Un exercice électif inédit
Notre existence n’est pas encore ancrée dans les têtes. Mes collaboratrices ont parfois du mal à faire comprendre qui je suis lorsqu’elles ont à organiser des rendez-vous. Députée canadienne ? Parlementaire américaine ? Diplomate française ? Rien de tout ça, mais pas de panique, cela viendra. Après tout, c’est à nous de donner du contenu à ce nouveau mandat, à tracer les contours d’un exercice électif inédit. Bref, un défi passionnant, mais terriblement exigeant.
« Moi, j’ai déjà du mal à jongler entre Paris et ma circonscription du Sud de la France », rigole un de mes collègues, « alors Paris-New York ! ». Il a raison, ce n’est pas facile. Et encore, je devrais lui répondre que ma circonscription, ce n’est pas que New York, même si c’est dans la grosse pomme que je disposerai dans quelques semaines d’une permanence.
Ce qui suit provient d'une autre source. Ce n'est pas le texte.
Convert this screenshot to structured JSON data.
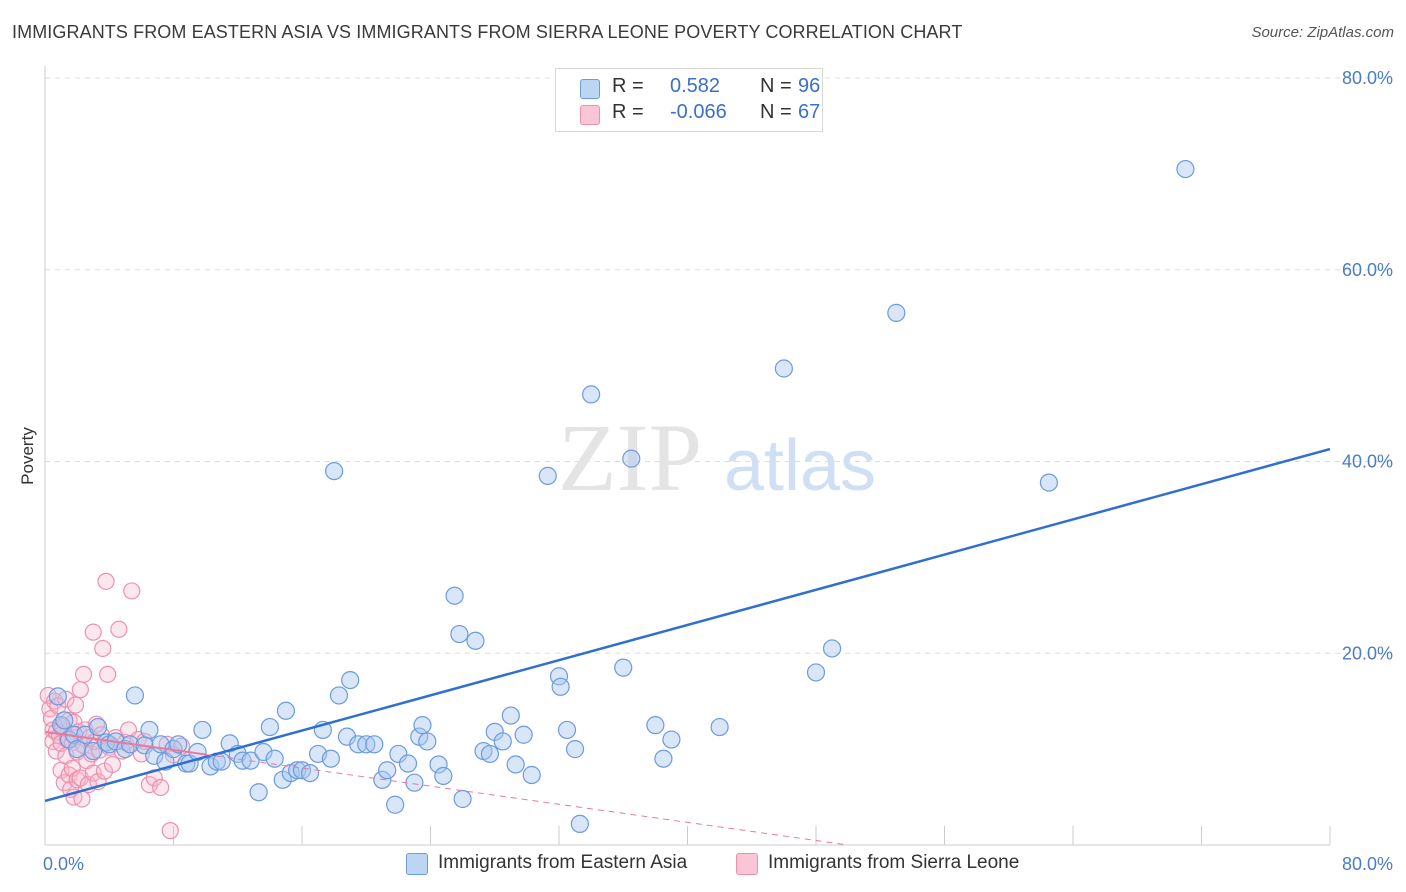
{
  "title": "IMMIGRANTS FROM EASTERN ASIA VS IMMIGRANTS FROM SIERRA LEONE POVERTY CORRELATION CHART",
  "source": "Source: ZipAtlas.com",
  "legend": {
    "rows": [
      {
        "r_label": "R =",
        "r_value": "0.582",
        "n_label": "N =",
        "n_value": "96"
      },
      {
        "r_label": "R =",
        "r_value": "-0.066",
        "n_label": "N =",
        "n_value": "67"
      }
    ]
  },
  "watermark": {
    "zip": "ZIP",
    "atlas": "atlas"
  },
  "colors": {
    "blue_fill": "#a9c8ef",
    "blue_stroke": "#6b9be0",
    "blue_line": "#2f6fd0",
    "pink_fill": "#f6b9cc",
    "pink_stroke": "#ee8fb0",
    "pink_line": "#e87aa0",
    "tick_text": "#4a7cc7",
    "grid": "#dddddd"
  },
  "chart_data": {
    "type": "scatter",
    "title": "IMMIGRANTS FROM EASTERN ASIA VS IMMIGRANTS FROM SIERRA LEONE POVERTY CORRELATION CHART",
    "xlabel": "",
    "ylabel": "Poverty",
    "xlim": [
      0,
      80
    ],
    "ylim": [
      0,
      80
    ],
    "x_tick_labels": [
      "0.0%",
      "80.0%"
    ],
    "y_ticks": [
      20,
      40,
      60,
      80
    ],
    "y_tick_labels": [
      "20.0%",
      "40.0%",
      "60.0%",
      "80.0%"
    ],
    "grid": true,
    "legend_position": "top-center",
    "series": [
      {
        "name": "Immigrants from Eastern Asia",
        "color": "#a9c8ef",
        "trend": {
          "x": [
            0,
            80
          ],
          "y": [
            4.6,
            41.3
          ]
        },
        "points": [
          [
            0.8,
            15.5
          ],
          [
            1.0,
            12.5
          ],
          [
            1.2,
            13.0
          ],
          [
            1.5,
            11.0
          ],
          [
            1.8,
            11.5
          ],
          [
            2.0,
            10.0
          ],
          [
            2.5,
            11.5
          ],
          [
            3.0,
            9.8
          ],
          [
            3.3,
            12.3
          ],
          [
            3.8,
            10.7
          ],
          [
            4.0,
            10.5
          ],
          [
            4.4,
            10.8
          ],
          [
            5.0,
            10.0
          ],
          [
            5.3,
            10.5
          ],
          [
            5.6,
            15.6
          ],
          [
            6.2,
            10.4
          ],
          [
            6.5,
            12.0
          ],
          [
            6.8,
            9.3
          ],
          [
            7.2,
            10.5
          ],
          [
            7.5,
            8.7
          ],
          [
            8.0,
            10.0
          ],
          [
            8.3,
            10.5
          ],
          [
            8.8,
            8.5
          ],
          [
            9.0,
            8.5
          ],
          [
            9.5,
            9.7
          ],
          [
            9.8,
            12.0
          ],
          [
            10.3,
            8.2
          ],
          [
            10.7,
            8.7
          ],
          [
            11.0,
            8.7
          ],
          [
            11.5,
            10.6
          ],
          [
            12.0,
            9.5
          ],
          [
            12.3,
            8.8
          ],
          [
            12.8,
            8.8
          ],
          [
            13.3,
            5.5
          ],
          [
            13.6,
            9.7
          ],
          [
            14.0,
            12.3
          ],
          [
            14.3,
            9.0
          ],
          [
            14.8,
            6.8
          ],
          [
            15.0,
            14.0
          ],
          [
            15.3,
            7.5
          ],
          [
            15.7,
            7.8
          ],
          [
            16.0,
            7.8
          ],
          [
            16.5,
            7.5
          ],
          [
            17.0,
            9.5
          ],
          [
            17.3,
            12.0
          ],
          [
            17.8,
            9.0
          ],
          [
            18.0,
            39.0
          ],
          [
            18.3,
            15.6
          ],
          [
            18.8,
            11.3
          ],
          [
            19.0,
            17.2
          ],
          [
            19.5,
            10.5
          ],
          [
            20.0,
            10.5
          ],
          [
            20.5,
            10.5
          ],
          [
            21.0,
            6.8
          ],
          [
            21.3,
            7.8
          ],
          [
            21.8,
            4.2
          ],
          [
            22.0,
            9.5
          ],
          [
            22.6,
            8.5
          ],
          [
            23.0,
            6.5
          ],
          [
            23.3,
            11.3
          ],
          [
            23.5,
            12.5
          ],
          [
            23.8,
            10.8
          ],
          [
            24.5,
            8.4
          ],
          [
            24.8,
            7.2
          ],
          [
            25.5,
            26.0
          ],
          [
            25.8,
            22.0
          ],
          [
            26.0,
            4.8
          ],
          [
            26.8,
            21.3
          ],
          [
            27.3,
            9.8
          ],
          [
            27.7,
            9.5
          ],
          [
            28.0,
            11.8
          ],
          [
            28.5,
            10.8
          ],
          [
            29.0,
            13.5
          ],
          [
            29.3,
            8.4
          ],
          [
            29.8,
            11.5
          ],
          [
            30.3,
            7.3
          ],
          [
            31.3,
            38.5
          ],
          [
            32.0,
            17.6
          ],
          [
            32.1,
            16.5
          ],
          [
            32.5,
            12.0
          ],
          [
            33.0,
            10.0
          ],
          [
            33.3,
            2.2
          ],
          [
            34.0,
            47.0
          ],
          [
            36.0,
            18.5
          ],
          [
            36.5,
            40.3
          ],
          [
            38.0,
            12.5
          ],
          [
            38.5,
            9.0
          ],
          [
            39.0,
            11.0
          ],
          [
            42.0,
            12.3
          ],
          [
            46.0,
            49.7
          ],
          [
            48.0,
            18.0
          ],
          [
            49.0,
            20.5
          ],
          [
            53.0,
            55.5
          ],
          [
            62.5,
            37.8
          ],
          [
            71.0,
            70.5
          ]
        ]
      },
      {
        "name": "Immigrants from Sierra Leone",
        "color": "#f6b9cc",
        "trend": {
          "x": [
            0,
            50
          ],
          "y": [
            11.8,
            0
          ]
        },
        "points": [
          [
            0.2,
            15.6
          ],
          [
            0.3,
            14.2
          ],
          [
            0.4,
            13.2
          ],
          [
            0.5,
            12.0
          ],
          [
            0.5,
            10.8
          ],
          [
            0.6,
            15.0
          ],
          [
            0.7,
            11.8
          ],
          [
            0.7,
            9.8
          ],
          [
            0.8,
            14.5
          ],
          [
            0.9,
            11.4
          ],
          [
            1.0,
            10.6
          ],
          [
            1.0,
            7.8
          ],
          [
            1.1,
            12.4
          ],
          [
            1.2,
            6.5
          ],
          [
            1.3,
            15.2
          ],
          [
            1.3,
            9.3
          ],
          [
            1.4,
            11.0
          ],
          [
            1.5,
            13.0
          ],
          [
            1.5,
            7.3
          ],
          [
            1.6,
            5.8
          ],
          [
            1.7,
            8.0
          ],
          [
            1.7,
            10.7
          ],
          [
            1.8,
            12.8
          ],
          [
            1.8,
            5.0
          ],
          [
            1.9,
            14.6
          ],
          [
            2.0,
            6.8
          ],
          [
            2.0,
            9.7
          ],
          [
            2.1,
            11.8
          ],
          [
            2.2,
            16.2
          ],
          [
            2.2,
            7.0
          ],
          [
            2.3,
            4.8
          ],
          [
            2.4,
            17.8
          ],
          [
            2.4,
            10.4
          ],
          [
            2.5,
            12.0
          ],
          [
            2.6,
            8.8
          ],
          [
            2.7,
            6.3
          ],
          [
            2.8,
            11.2
          ],
          [
            2.9,
            9.5
          ],
          [
            3.0,
            22.2
          ],
          [
            3.0,
            7.5
          ],
          [
            3.1,
            10.8
          ],
          [
            3.2,
            12.6
          ],
          [
            3.3,
            6.6
          ],
          [
            3.4,
            9.9
          ],
          [
            3.5,
            11.5
          ],
          [
            3.6,
            20.5
          ],
          [
            3.7,
            7.7
          ],
          [
            3.8,
            27.5
          ],
          [
            3.9,
            17.8
          ],
          [
            4.0,
            10.2
          ],
          [
            4.2,
            8.4
          ],
          [
            4.4,
            11.2
          ],
          [
            4.6,
            22.5
          ],
          [
            4.8,
            9.8
          ],
          [
            5.0,
            10.7
          ],
          [
            5.2,
            12.0
          ],
          [
            5.4,
            26.5
          ],
          [
            5.8,
            11.0
          ],
          [
            6.0,
            9.5
          ],
          [
            6.2,
            10.8
          ],
          [
            6.5,
            6.3
          ],
          [
            6.8,
            7.0
          ],
          [
            7.2,
            6.0
          ],
          [
            7.6,
            10.5
          ],
          [
            7.8,
            1.5
          ],
          [
            8.0,
            9.4
          ],
          [
            8.5,
            10.3
          ]
        ]
      }
    ]
  },
  "bottom_legend": [
    {
      "label": "Immigrants from Eastern Asia"
    },
    {
      "label": "Immigrants from Sierra Leone"
    }
  ]
}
Non, ma circonscription, c’est une superficie de 35 fois la France, de San Diego à la frontière entre le Mexique et la Californie aux territoires du nord-ouest canadien et à l’Alaska, de la Floride à la mer du Labrador près du cercle arctique, en passant par les grands espaces centraux. Mais il a raison, mon collègue.
L’agenda parlementaire est fait pour des députés qui rentrent chaque semaine dans leur territoire, à quelques heures de TGV ou à un saut de puce en avion. Pour moi, plus que du jonglage, c’est à un savant jeu d’équilibriste entre travail législatif et présence en circonscription que je dois désormais me roder. Car, si je suis persuadée que la place d’un député, élu de la Nation, est avant tout à l’Assemblée nationale, il est hors de question que je m’éloigne de la circonscription qui est la mienne et des Français qui y sont établis, et qui m’ont élue pour les représenter.
Afin de pouvoir mener au mieux mon travail de législateur, j’ai organisé mon agenda en fonction du travail parlementaire. J’ai donc programmé mes visites en circonscription entre le jeudi matin et le lundi soir et pendant les périodes hors-session. Cela m’amènera à effectuer 6 déplacements de 5 à 10 jours d’ici la fin de l’année. Dont une longue tournée sur la côte est du 9 au 17 septembre, prévue de longue date. Mais voilà, parfois il y a des surprises.
Faire entendre sa voix à distance
28 août, 21h15, ma collaboratrice m’envoie un SMS : « Vidalies annonce l’ouverture d’une session extraordinaire le 10 septembre ». Pour le débat sur les emplois d’avenir, bien entendu, dossier sur lequel je travaille activement, étant chargée par mon groupe de suivre les questions liées au droit du travail dans le cadre de la commission des Lois. Débats programmés dans l’hémicycle les 10, 11 et 12 septembre, au moment même où je tiendrai des permanences à Montréal et Québec. Qu’à cela ne tienne, j’ai participé aux réunions préparatoires, aux groupes de travail, aux débats de mon groupe politique sur ce texte. Même à distance, je pourrai faire entendre ma voix dans l’hémicycle, en confiant une délégation de vote à un collègue, en m’associant à tel ou tel amendement.
Après tout, si la partie émergée de l’iceberg du travail d’un député se fait dans cette majestueuse salle où bat le cœur vivant de la Nation, la plus grande partie de son activité a lieu discrètement en coulisses, avec son équipe ou pendant les permanences au contact de ses concitoyens.
Cette première « péripétie » me montre en tous cas à quel point, avec mes collègues, nous allons devoir faire preuve d’adaptabilité dans les cinq années qui viennent. Mais, qui sait, notre arrivée est peut-être une bonne occasion de réfléchir à l’avenir du travail parlementaire, aux conditions dans lesquelles il s’exerce.
Avec la fin – urgente ! – du cumul des mandats, il faudra les réinventer, être plus stricts sur le contrôle de l’utilisation des moyens mis à la disposition des parlementaires, mais en même temps reconnaître la fonction de député comme une fonction pleine et entière. Pour que plus aucun d’entre nous ne s’entende dire par un parlementaire étranger surpris de la rusticité des lieux: « Mais pourquoi me recevez-vous dans le bureau de votre secrétaire ? ».